藤原 2019年9月、福建省北方に点在する巨大な宗主屋敷「庄寨」を訪問調査。当地ではユネスコ世界文化遺産登録「福建土楼」ばかりを訪ねる日本人の多くが知らないだけ、らしい。中国では周知かもしれない。福建省は世界へ羽ばたいた華僑の故郷。その中でも知られるのは、すでに世界遺産登録の福建土楼群。庄寨建築群は、大規模な木造複合建築の宗主館であり、観光開発とは異なる孤高の存在とも言える大規模な木造遺構群とも言えよう。

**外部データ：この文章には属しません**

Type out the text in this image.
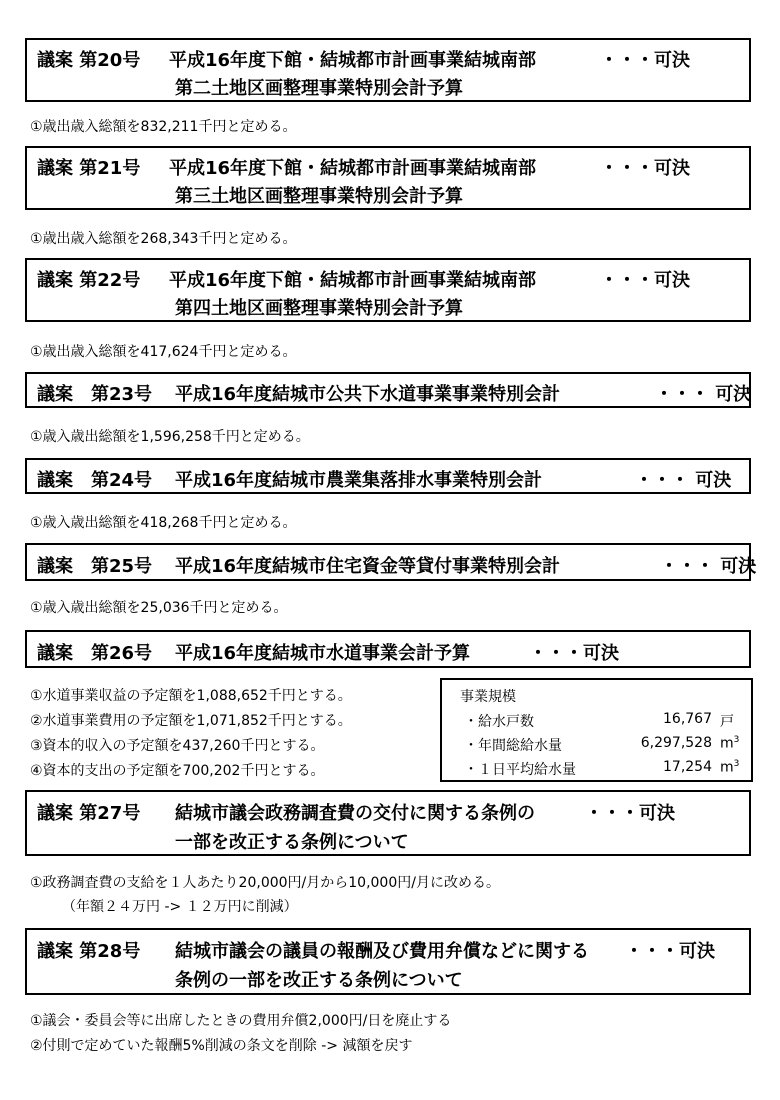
議案 第20号 平成16年度下館・結城都市計画事業結城南部	・・・可決
第二土地区画整理事業特別会計予算
①歳出歳入総額を832,211千円と定める。
議案 第21号 平成16年度下館・結城都市計画事業結城南部	・・・可決
第三土地区画整理事業特別会計予算
①歳出歳入総額を268,343千円と定める。
議案 第22号 平成16年度下館・結城都市計画事業結城南部	・・・可決
第四土地区画整理事業特別会計予算
①歳出歳入総額を417,624千円と定める。
議案　第23号 平成16年度結城市公共下水道事業事業特別会計	・・・ 可決
①歳入歳出総額を1,596,258千円と定める。
議案　第24号 平成16年度結城市農業集落排水事業特別会計	・・・ 可決
①歳入歳出総額を418,268千円と定める。
議案　第25号 平成16年度結城市住宅資金等貸付事業特別会計	・・・ 可決
①歳入歳出総額を25,036千円と定める。
議案　第26号 平成16年度結城市水道事業会計予算	・・・可決
①水道事業収益の予定額を1,088,652千円とする。
②水道事業費用の予定額を1,071,852千円とする。
③資本的収入の予定額を437,260千円とする。
④資本的支出の予定額を700,202千円とする。
事業規模
・給水戸数	16,767 戸
・年間総給水量	6,297,528 $m^3$
・１日平均給水量	17,254 $m^3$
議案 第27号 結城市議会政務調査費の交付に関する条例の	・・・可決
一部を改正する条例について
①政務調査費の支給を１人あたり20,000円/月から10,000円/月に改める。
（年額２４万円 -> １２万円に削減）
議案 第28号 結城市議会の議員の報酬及び費用弁償などに関する ・・・可決
条例の一部を改正する条例について
①議会・委員会等に出席したときの費用弁償2,000円/日を廃止する
②付則で定めていた報酬5%削減の条文を削除 -> 減額を戻す
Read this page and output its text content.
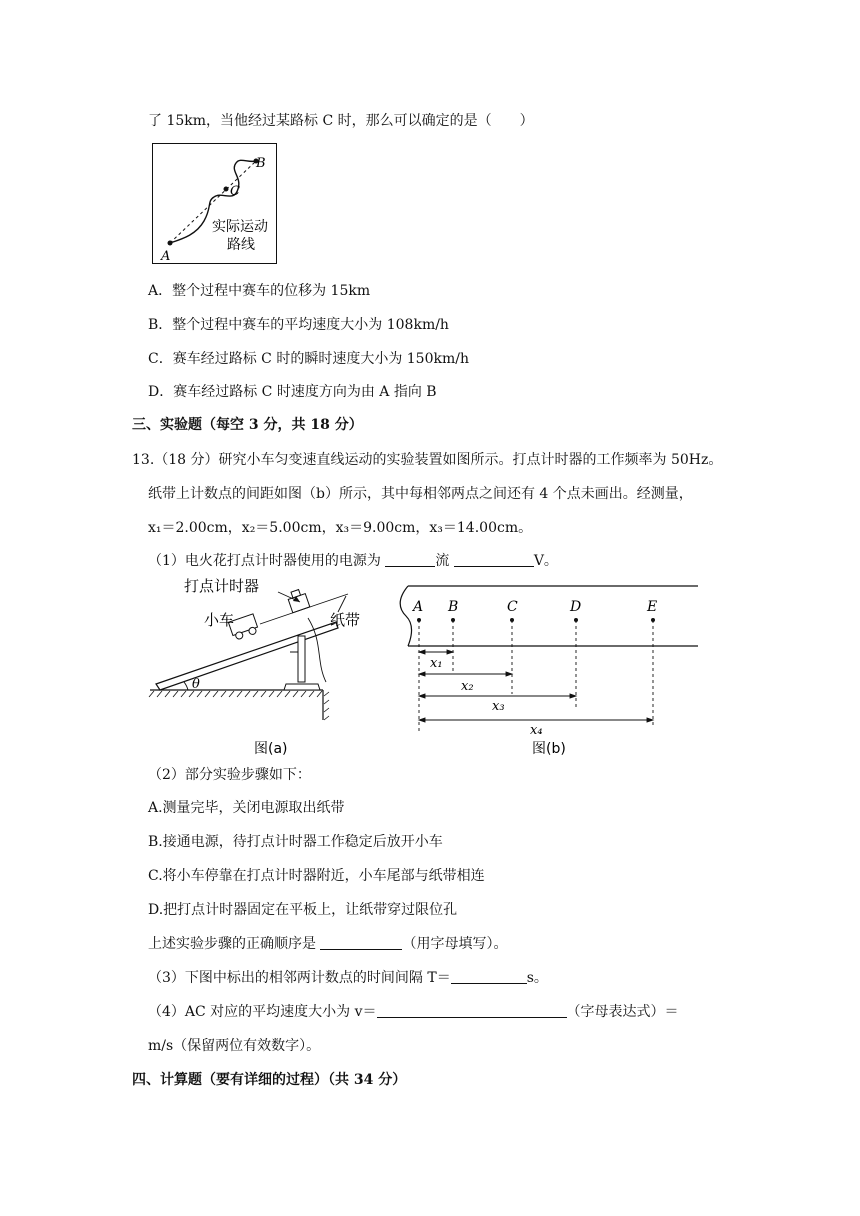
了 15km，当他经过某路标 C 时，那么可以确定的是（　　）
A
B
C
实际运动
路线
A．整个过程中赛车的位移为 15km
B．整个过程中赛车的平均速度大小为 108km/h
C．赛车经过路标 C 时的瞬时速度大小为 150km/h
D．赛车经过路标 C 时速度方向为由 A 指向 B
三、实验题（每空 3 分，共 18 分）
13.（18 分）研究小车匀变速直线运动的实验装置如图所示。打点计时器的工作频率为 50Hz。
纸带上计数点的间距如图（b）所示，其中每相邻两点之间还有 4 个点未画出。经测量，
x₁＝2.00cm，x₂＝5.00cm，x₃＝9.00cm，x₃＝14.00cm。
（1）电火花打点计时器使用的电源为	流	V。
θ
打点计时器
小车	纸带
图(a)
A B	C	D	E
x₁
x₂
x₃
x₄
图(b)
（2）部分实验步骤如下：
A.测量完毕，关闭电源取出纸带
B.接通电源，待打点计时器工作稳定后放开小车
C.将小车停靠在打点计时器附近，小车尾部与纸带相连
D.把打点计时器固定在平板上，让纸带穿过限位孔
上述实验步骤的正确顺序是	（用字母填写）。
（3）下图中标出的相邻两计数点的时间间隔 T＝	s。
（4）AC 对应的平均速度大小为 v＝	（字母表达式）＝
m/s（保留两位有效数字）。
四、计算题（要有详细的过程）（共 34 分）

同月、当地で以下の2つの案件に関して関係者たちと面談、今後への協力を約束した。
[1]福建「庄寨」民居建築を、今後どのように文化遺産として保護し、再生、活用していくべきか、という現地での取り組み計画に助言していく。
[2]厦門と対峙する台湾・金門島とに挟まれた大嶝島・小嶝島は歴史的建造物・文化財、文化遺産をふんだんに有する。政府による巨大な埋め立てと国際空港建設が展開、2年後には竣成。変化の中で歴史的建造物を保全、再生し、民泊やゲストハウスとして活用するビジネスプランを若者たちが実践中、現地への波及効果を注目したい。いずれも現代中国における歴史的建造物や文化遺産を巡る最前線。中国福建「庄寨」民居建築保存・再生・活用マネジメントプロジェクトのため研究会を設け、現状分析や今後の共同作業の可能性を検討。
今後の調査計画 2020年2月4日〜11日(中国の旧正月が終わった翌週)、継続的な現地踏査を予定。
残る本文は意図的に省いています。